Burns’ comments strongly suggest that General Motors has not been planning, much less implementing, the parts and service support needed for introduction of the Volt because the design of the Volt is still so far from being finalized that planning, at the moment, would be futile.
General Motors has already admitted that handling the accessory electrical power needs of the Volt has proven more difficult than they had anticipated and that an improved method for doing so will be introduced, but not on the first Volts manufactured.
Chevrolet may meet the 2010 deadline for introduction of the Volt, in the most technical sense of the term “introduction.” But, every indication is pointing to production of a car which is, in essence, hand-built and not really ready for prime time.
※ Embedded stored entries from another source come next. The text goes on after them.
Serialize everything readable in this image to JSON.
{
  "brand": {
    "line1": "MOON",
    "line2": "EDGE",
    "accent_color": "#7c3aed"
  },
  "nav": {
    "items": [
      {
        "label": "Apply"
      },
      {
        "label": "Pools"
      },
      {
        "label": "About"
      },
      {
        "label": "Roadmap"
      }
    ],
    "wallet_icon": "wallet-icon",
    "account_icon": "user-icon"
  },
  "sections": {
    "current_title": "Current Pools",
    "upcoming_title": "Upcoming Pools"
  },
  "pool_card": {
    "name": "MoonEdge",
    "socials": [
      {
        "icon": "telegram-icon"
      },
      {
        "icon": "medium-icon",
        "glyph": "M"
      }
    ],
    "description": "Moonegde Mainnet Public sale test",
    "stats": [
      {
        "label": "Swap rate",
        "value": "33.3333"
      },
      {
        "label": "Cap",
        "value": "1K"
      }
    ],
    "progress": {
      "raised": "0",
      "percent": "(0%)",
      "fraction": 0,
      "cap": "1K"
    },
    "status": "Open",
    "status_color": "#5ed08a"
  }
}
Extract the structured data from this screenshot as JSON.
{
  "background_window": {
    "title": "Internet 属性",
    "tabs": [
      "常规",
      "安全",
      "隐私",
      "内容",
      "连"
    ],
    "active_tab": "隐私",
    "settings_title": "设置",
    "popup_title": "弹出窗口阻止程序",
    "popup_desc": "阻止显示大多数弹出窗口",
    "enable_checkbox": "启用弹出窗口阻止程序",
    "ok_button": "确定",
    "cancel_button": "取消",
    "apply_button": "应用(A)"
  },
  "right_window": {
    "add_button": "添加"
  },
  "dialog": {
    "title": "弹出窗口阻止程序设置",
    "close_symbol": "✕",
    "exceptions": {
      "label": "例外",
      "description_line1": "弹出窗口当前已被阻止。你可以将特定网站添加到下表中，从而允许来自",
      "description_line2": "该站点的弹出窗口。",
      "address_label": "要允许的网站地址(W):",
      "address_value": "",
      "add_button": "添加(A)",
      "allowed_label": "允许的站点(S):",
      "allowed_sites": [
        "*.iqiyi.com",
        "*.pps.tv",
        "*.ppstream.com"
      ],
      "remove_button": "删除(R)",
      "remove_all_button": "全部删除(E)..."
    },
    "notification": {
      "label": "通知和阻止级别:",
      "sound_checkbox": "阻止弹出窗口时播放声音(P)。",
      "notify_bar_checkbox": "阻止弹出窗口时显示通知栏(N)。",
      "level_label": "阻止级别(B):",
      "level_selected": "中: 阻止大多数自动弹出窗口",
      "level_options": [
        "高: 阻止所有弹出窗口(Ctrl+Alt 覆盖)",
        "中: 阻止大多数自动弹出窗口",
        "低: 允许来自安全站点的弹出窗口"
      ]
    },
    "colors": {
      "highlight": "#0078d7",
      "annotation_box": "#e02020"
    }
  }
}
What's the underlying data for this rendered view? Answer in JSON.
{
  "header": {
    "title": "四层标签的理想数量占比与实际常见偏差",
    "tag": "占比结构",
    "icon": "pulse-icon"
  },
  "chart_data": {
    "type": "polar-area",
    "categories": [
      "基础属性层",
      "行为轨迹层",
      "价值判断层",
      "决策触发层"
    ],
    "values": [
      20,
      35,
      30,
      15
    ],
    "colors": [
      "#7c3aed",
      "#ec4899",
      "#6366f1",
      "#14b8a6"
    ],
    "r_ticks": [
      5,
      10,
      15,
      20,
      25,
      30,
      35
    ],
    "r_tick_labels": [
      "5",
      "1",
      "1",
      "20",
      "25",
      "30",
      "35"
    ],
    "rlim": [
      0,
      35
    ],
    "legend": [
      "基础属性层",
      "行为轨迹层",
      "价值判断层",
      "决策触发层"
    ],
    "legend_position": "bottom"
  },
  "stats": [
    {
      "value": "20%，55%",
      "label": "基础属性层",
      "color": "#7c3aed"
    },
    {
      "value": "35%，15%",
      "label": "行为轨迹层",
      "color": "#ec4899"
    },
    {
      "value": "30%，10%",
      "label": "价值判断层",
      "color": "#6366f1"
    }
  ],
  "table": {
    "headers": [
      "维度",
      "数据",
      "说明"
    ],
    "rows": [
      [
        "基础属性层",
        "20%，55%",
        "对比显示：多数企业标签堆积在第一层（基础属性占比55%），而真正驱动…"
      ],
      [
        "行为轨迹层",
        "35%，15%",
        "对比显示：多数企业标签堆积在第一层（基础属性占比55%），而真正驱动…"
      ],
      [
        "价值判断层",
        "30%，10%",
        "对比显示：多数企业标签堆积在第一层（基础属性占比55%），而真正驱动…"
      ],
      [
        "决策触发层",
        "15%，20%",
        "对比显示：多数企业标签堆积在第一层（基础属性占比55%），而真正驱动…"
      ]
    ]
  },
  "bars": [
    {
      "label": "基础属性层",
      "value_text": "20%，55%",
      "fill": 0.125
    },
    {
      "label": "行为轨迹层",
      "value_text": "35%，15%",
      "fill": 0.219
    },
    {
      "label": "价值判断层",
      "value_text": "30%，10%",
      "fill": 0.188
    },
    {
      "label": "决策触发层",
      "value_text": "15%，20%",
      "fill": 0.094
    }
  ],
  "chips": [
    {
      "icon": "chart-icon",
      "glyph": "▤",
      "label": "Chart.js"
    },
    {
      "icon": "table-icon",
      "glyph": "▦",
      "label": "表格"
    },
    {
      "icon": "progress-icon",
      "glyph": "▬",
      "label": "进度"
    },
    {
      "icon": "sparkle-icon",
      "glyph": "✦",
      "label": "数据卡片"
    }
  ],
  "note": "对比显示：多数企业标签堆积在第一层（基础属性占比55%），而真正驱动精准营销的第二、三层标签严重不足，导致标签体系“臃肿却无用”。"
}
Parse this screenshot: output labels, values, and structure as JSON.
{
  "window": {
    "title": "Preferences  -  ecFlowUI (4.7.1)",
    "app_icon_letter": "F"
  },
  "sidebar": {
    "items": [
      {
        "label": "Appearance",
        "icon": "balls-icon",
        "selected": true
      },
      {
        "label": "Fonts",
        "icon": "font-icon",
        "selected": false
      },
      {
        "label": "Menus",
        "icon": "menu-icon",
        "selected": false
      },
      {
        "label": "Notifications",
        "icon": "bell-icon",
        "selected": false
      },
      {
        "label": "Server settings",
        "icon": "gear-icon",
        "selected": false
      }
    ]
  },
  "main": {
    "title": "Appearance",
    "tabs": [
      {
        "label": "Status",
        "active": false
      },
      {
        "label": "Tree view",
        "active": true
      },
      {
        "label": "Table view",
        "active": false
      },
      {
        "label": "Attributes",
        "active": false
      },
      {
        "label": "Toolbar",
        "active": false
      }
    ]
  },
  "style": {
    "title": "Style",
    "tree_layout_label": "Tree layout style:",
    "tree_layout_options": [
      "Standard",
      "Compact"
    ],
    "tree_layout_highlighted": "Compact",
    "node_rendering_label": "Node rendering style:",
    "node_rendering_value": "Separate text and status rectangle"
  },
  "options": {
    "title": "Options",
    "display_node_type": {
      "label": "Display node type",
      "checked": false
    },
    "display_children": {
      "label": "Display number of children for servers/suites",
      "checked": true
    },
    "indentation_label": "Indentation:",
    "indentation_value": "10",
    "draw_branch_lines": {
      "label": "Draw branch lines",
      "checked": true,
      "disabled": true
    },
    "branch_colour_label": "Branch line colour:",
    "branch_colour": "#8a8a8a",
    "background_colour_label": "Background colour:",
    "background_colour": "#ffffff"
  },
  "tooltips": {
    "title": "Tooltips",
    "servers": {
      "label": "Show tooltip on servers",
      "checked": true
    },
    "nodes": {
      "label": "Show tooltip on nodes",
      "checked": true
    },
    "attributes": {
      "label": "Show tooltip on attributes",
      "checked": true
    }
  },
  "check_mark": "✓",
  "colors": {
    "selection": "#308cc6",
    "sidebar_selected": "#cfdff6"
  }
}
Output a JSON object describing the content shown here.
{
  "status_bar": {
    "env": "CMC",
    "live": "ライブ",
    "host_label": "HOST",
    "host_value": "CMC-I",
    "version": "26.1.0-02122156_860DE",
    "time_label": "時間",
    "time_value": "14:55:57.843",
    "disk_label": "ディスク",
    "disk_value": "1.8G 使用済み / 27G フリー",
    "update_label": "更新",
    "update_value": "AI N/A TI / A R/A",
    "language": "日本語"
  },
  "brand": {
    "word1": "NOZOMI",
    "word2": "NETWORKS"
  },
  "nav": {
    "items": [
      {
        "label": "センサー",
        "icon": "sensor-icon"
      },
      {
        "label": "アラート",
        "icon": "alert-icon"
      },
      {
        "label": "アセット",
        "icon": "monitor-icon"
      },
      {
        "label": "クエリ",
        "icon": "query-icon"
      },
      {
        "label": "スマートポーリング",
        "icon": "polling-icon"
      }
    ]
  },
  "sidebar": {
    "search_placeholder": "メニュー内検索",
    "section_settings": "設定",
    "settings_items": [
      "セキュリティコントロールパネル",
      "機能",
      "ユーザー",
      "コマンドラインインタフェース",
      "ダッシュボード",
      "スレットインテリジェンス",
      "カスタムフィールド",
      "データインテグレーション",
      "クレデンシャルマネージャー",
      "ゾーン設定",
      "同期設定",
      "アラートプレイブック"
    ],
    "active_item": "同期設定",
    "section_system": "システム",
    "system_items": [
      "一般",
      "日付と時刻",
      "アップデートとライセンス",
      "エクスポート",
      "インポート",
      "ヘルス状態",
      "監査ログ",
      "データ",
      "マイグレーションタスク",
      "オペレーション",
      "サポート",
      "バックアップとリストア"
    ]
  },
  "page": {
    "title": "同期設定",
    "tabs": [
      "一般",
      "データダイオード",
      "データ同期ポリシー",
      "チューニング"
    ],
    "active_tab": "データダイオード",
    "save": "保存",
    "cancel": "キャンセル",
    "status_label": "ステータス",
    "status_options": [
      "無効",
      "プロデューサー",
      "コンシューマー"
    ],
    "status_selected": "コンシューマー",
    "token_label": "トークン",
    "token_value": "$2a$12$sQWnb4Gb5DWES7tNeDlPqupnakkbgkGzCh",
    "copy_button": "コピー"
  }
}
Of course, that’s almost a GM tradition. Remember the 1953 Corvette? The one displayed at the Motorama at the Waldorf in 1952, and which GM then promised would be a production car the following year? The one that was essentially hand-built to meet that promise, but came only with a "stovebolt" six an Powerglide? And a pricetag almost double the original target, and which was initially limited to sale to celebrities - and didn’t sell?
Then again, GM eventually did OK with the Corvette, so maybe this isn’t all a sign of bad planning and promises being broken. Maybe it’s all part of the strategy.